Avec Black Panther : Wakanda Forever, Marvel Studios fait face à deux défis. Le premier, donner une suite solide à l’un des plus gros succès de l’histoire du cinéma après 4 ans d’attente. Le second, évidemment, composer avec l’absence du regretté Chadwick Boseman, décédé il y a deux ans d’un cancer du côlon.

 

 

Le script de la sequel est déjà bien avancé lorsque l’équipe du film et le reste du monde apprennent avec tristesse la mort de Chadwick Boseman, qui combattait en secret la maladie depuis plusieurs années déjà. Impensable pour la production de « recaster » le héros charismatique, intégré au MCU depuis Captain America : Civil War (2016). C’est donc sur son casting féminin, et en particulier la jeune Letitia Wright, que repose dorénavant le futur de la franchise.

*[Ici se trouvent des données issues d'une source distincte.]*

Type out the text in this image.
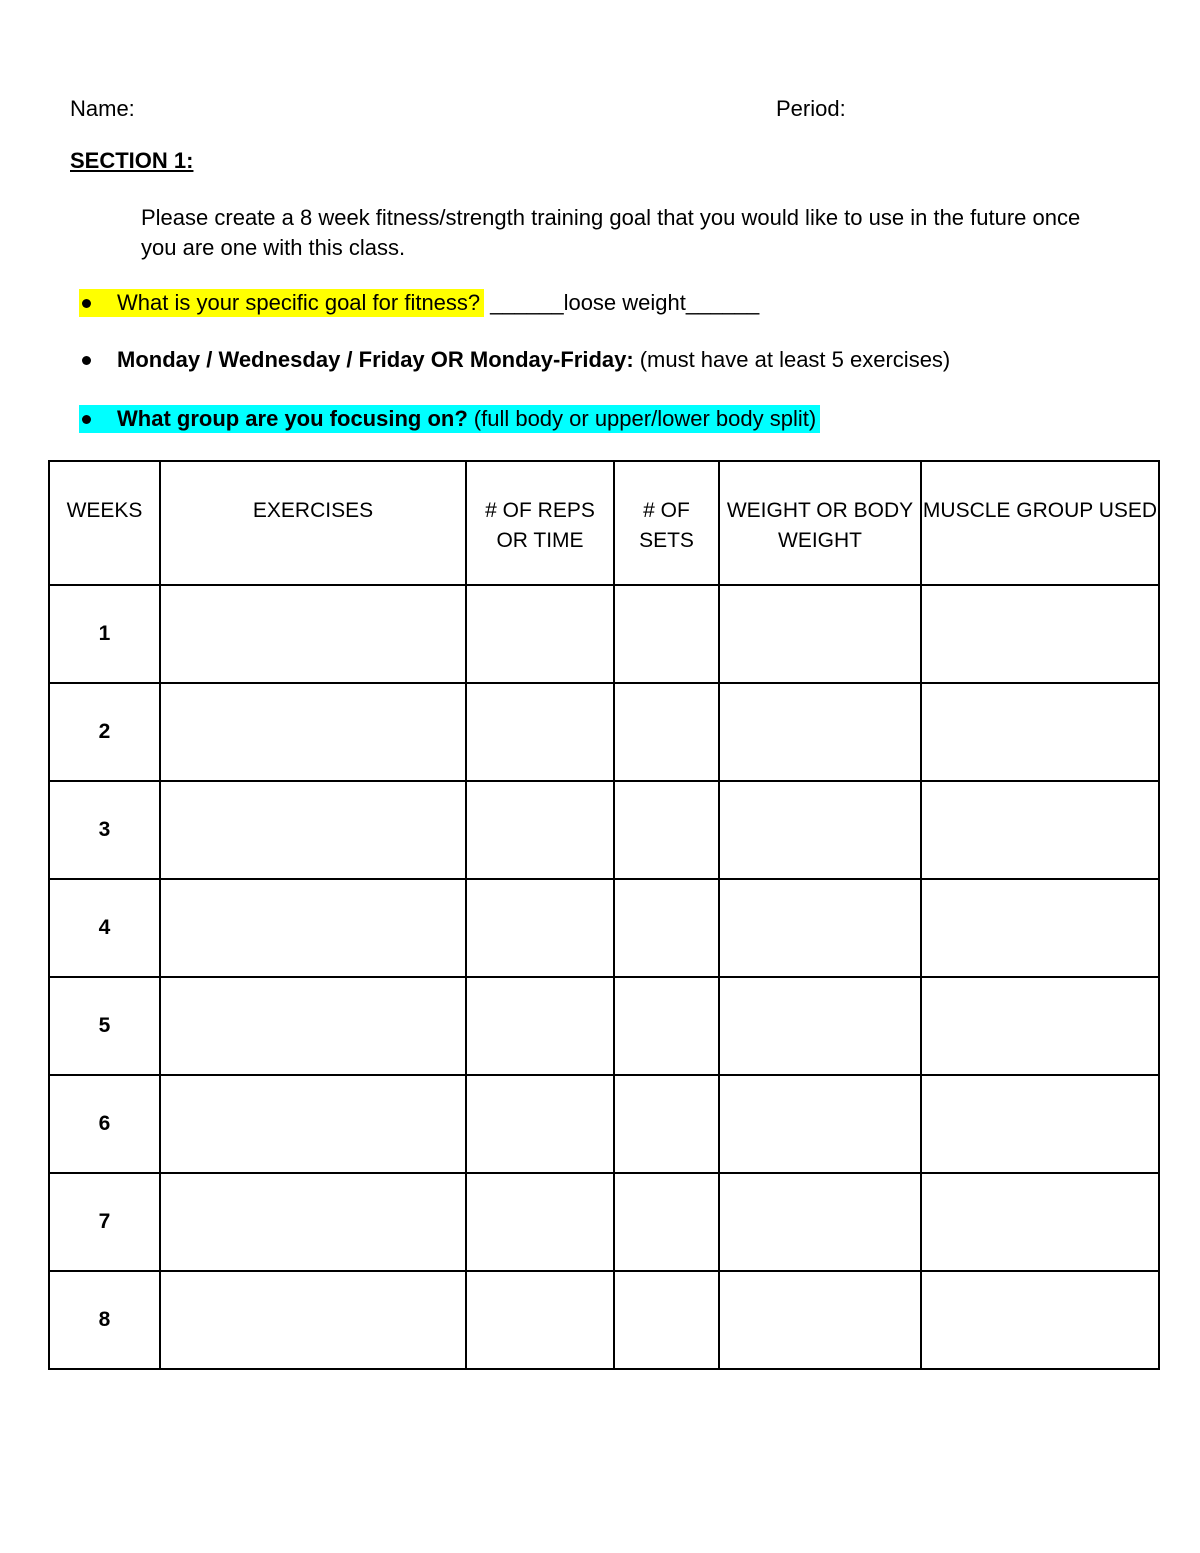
Name:	Period:
SECTION 1:
Please create a 8 week fitness/strength training goal that you would like to use in the future once you are one with this class.
What is your specific goal for fitness? ______loose weight______
Monday / Wednesday / Friday OR Monday-Friday: (must have at least 5 exercises)
What group are you focusing on? (full body or upper/lower body split)
WEEKS	EXERCISES	# OF REPS OR TIME	# OF SETS	WEIGHT OR BODY WEIGHT	MUSCLE GROUP USED
1					
2					
3					
4					
5					
6					
7					
8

La fiction rejoint la réalité puisque c’est dans un Wakanda en deuil que s’ouvre le film, après la disparition brutale du roi T’Challa. Jamais un film du MCU n’a revêtu une atmosphère aussi tragique, les drames du destin étant au cœur de l'histoire. Le récit déroule ainsi le deuil de quatre personnages féminins forts à commencer par Shuri, qui passe du statut secondaire au personnage principal. Un choix dans la logique de l’évolution de l’héroïne dans les comics, mais également pour l’un des fan-favorite du premier opus. Un héritage peut-être un peu précoce pour Letitia Wright, dont la carrure souffre fatalement et presque injustement de la comparaison avec Boseman. Heureusement, l’actrice peut compter sur l’aura d’Angela Bassett, qui campe avec force et audace une Reine Ramonda meurtrie. On retrouve également avec plaisir les sublimes et charismatiques Danai Gurira et Lupita Nyong’o dans les rôles d’Okoye et Nakia, toujours plus étoffés. Enfin, Dominique Thorne introduit avec réussite Riri Williams, alias Iron Heart, dévoilant un avenir prometteur pour le personnage dans sa série spin-off.

 

 

Outre les cicatrices de la mort, ce sont aussi les menaces de la guerre et le poids des tensions politiques qui griffent le Wakanda. Sans la protection du Black Panther, les puissances mondiales tentent par tous les moyens de dénicher le précieux vibranium, sans se douter qu’ils réveillent une nouvelle menace venant des abîmes, le puissant Namor. Bien que l’histoire et le visuel du personnage campé par Tenoch Huerta dénote grandement avec celle des comics, la complexité du Prince des Mers est intacte. La confrontation avec les protectrices du Wakanda donne des bases solides au récit et altère les frontières manichéennes du bien et du mal, pour laisser place à des émotions plus réalistes comme la peur ou la vengeance.

 

 

Si l’émotion est le pilier de Black Panther : Wakanda Forever, les scènes d’actions accélérent de façon salvatrice un rythme souvent lent, et permettent d’apprécier le Wakanda et les prouesses technologiques impressionnantes de ses habitants. L’introduction du peuple de Talocan oriente le MCU vers un nouvel univers qui sera décidemment bien mis en valeur ces prochains mois au cinéma : le monde sous-marin. L’occasion pour Marvel Studios de montrer sa compétence sur les effets spéciaux, avec des scènes marines particulièrement réussies, les quelques faux-pas visuels étant surtout attribuées aux pirouettes aériennes des antagonistes. Il faut dire que le réalisateur Ryan Coogler, de retour à la caméra, soigne son film comme un petit bijou visuel. La photographie et la lumière sont particulièrement soignées et finement mises en musique par Ludwig Göransson. On appréciera également en contexte le nouveau titre de Rihanna, « Lift Me Up ».

 

 

Jamais Marvel Studios n’aura si bien porté le noir. Le respect immense de la production et du casting envers Chadwick Boseman est intensément palpable, dans un film qui tente de gérer l’héritage meurtri d’une franchise à la recherche d'un nouveau souffle, tout en rendant hommage à son héros disparu. Un exercice si délicat qu’il force l’admiration, et conclut solidement une Phase IV décidément déstabilisante.